Elle était un peu trop grasse, belle encore, à l'âge dangereux où la débâcle est proche. Elle se maintenait à force de soins, de précautions, d'hygiène et de pâtes pour la peau. Elle semblait sage en tout, modérée et raisonnable, une de ces femmes dont l'esprit est aligné comme un jardin français. On y circule sans surprise, tout en y trouvant un certain charme. Elle avait de la raison, une raison fine, discrète et sûre qui lui tenait lieu de fantaisie, de la bonté, du dévouement, et une bienveillance tranquille, large pour tout le monde et pour tout.

Elle remarqua que Duroy n'avait rien dit, qu'on ne lui avait point parlé, et qu'il semblait un peu contraint; et comme ces dames n'étaient point sorties de l'Académie, ce sujet préféré les retenant toujours longtemps, elle demanda:

– Et vous qui devez être renseigné mieux que personne, monsieur Duroy, pour qui sont vos préférences?

Il répondit sans hésiter:

– Dans cette question, madame, je n'envisagerais jamais le mérite, toujours contestable, des candidats, mais leur âge et leur santé.
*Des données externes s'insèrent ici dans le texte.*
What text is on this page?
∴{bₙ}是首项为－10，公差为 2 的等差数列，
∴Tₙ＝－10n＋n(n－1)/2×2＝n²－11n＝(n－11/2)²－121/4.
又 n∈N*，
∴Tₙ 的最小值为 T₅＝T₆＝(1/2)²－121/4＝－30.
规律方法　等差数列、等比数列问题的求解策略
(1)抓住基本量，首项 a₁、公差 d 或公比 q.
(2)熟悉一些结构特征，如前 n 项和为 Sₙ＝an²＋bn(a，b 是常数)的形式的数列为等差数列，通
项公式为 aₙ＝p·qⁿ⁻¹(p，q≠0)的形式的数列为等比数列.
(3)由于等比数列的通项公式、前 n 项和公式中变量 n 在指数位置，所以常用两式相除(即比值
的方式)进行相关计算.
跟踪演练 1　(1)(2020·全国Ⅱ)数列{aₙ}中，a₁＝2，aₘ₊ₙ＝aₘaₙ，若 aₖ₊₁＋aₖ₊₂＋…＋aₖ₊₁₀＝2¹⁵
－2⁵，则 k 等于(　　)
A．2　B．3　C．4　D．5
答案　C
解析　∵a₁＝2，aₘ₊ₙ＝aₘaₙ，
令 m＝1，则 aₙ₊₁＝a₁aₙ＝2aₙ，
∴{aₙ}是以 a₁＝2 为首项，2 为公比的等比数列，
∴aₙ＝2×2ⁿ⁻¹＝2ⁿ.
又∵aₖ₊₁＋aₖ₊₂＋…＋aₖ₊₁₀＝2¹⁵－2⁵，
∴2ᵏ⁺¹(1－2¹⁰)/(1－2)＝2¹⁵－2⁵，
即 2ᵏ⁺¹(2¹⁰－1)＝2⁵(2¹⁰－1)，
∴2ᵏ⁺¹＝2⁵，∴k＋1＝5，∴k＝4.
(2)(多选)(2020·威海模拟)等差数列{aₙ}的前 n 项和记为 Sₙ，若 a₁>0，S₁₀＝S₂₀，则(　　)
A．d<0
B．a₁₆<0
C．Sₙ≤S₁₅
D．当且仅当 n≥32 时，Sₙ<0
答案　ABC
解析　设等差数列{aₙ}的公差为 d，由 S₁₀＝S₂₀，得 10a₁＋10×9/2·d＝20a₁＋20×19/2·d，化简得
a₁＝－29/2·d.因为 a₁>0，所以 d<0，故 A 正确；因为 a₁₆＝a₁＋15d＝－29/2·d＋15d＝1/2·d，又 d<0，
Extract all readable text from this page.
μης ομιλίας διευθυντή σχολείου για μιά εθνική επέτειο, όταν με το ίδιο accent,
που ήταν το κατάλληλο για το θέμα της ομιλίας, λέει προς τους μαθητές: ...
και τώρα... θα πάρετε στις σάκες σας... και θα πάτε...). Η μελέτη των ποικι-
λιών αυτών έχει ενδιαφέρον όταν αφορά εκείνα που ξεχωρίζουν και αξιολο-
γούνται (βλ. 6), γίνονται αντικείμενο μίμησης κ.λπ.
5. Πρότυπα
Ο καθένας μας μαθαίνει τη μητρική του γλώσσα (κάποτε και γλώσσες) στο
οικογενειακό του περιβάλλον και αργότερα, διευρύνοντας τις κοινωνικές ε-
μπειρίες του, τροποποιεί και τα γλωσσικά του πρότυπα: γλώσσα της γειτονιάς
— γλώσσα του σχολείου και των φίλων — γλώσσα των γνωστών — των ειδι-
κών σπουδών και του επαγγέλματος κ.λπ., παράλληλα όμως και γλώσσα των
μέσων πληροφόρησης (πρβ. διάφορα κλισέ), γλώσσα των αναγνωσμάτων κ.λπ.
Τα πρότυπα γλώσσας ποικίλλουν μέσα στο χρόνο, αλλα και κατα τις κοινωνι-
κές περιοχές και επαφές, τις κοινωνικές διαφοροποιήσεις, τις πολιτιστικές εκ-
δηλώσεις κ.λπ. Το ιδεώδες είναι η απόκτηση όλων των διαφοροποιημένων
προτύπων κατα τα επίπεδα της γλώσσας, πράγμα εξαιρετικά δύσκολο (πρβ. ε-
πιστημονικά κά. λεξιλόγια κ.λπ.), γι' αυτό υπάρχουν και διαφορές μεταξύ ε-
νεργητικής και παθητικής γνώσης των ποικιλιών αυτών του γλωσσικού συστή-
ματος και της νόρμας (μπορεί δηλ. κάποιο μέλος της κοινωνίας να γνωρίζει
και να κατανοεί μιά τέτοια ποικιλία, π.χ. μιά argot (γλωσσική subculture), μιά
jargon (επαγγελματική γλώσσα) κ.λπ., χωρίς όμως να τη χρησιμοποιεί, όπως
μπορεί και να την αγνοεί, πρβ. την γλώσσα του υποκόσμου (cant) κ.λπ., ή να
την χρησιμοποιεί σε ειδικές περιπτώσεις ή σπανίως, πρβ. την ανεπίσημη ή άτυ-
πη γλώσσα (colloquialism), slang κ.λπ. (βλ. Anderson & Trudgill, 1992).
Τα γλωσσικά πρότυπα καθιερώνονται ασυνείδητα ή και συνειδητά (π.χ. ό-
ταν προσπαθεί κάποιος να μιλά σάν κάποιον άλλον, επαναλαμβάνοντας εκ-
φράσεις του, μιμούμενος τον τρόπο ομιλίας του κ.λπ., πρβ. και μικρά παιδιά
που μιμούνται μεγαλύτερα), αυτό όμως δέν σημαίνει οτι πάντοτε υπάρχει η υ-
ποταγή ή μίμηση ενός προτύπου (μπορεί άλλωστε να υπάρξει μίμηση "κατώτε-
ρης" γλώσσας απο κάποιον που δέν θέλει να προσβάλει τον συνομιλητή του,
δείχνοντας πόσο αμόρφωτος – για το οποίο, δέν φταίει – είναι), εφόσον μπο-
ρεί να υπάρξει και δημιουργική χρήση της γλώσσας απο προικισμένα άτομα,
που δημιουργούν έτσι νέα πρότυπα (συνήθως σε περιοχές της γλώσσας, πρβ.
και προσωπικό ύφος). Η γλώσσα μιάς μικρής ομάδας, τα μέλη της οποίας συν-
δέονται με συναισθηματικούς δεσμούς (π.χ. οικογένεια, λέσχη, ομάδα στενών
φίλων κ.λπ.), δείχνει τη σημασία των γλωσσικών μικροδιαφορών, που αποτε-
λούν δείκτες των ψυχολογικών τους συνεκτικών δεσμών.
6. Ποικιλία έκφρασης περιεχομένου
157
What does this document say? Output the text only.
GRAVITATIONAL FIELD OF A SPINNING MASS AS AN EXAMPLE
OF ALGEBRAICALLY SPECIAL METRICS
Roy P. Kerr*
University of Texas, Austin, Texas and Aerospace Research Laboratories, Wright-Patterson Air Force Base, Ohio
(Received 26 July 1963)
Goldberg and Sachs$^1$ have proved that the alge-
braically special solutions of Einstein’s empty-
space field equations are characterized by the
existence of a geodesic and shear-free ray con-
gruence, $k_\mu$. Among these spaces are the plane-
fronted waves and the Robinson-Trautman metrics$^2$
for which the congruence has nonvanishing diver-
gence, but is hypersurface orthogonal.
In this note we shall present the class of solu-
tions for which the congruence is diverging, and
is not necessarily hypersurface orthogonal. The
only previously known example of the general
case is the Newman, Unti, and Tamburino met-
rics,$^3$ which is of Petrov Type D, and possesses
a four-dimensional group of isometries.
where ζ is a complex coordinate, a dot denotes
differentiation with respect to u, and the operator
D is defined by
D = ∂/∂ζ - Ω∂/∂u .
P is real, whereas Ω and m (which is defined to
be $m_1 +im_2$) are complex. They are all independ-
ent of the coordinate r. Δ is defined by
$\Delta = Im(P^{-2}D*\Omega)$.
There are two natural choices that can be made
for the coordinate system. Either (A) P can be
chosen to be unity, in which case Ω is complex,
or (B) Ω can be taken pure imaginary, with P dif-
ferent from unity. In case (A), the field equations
Je ne demanderais point leurs titres, mais leur mal. Je ne rechercherais point s'ils ont fait une traduction rimée de Lope de Vega, mais j'aurais soin de m'informer de l'état de leur foie, de leur cœur, de leurs reins et de leur moelle épinière. Pour moi, une bonne hypertrophie, une bonne albuminurie, et surtout un bon commencement d'ataxie locomotrice vaudraient cent fois mieux que quarante volumes de digressions sur l'idée de patrie dans la poésie barbaresque.

Un silence étonné suivit cette opinion.

Mme Walter, souriant, reprit:

– Pourquoi donc?

Il répondit:

– Parce que je ne cherche jamais que le plaisir qu'une chose peut causer aux femmes. Or, madame, l'Académie n'a vraiment d'intérêt pour vous que lorsqu'un académicien meurt. Plus il en meurt, plus vous devez être heureuses. Mais pour qu'ils meurent vite, il faut les nommer vieux et malades.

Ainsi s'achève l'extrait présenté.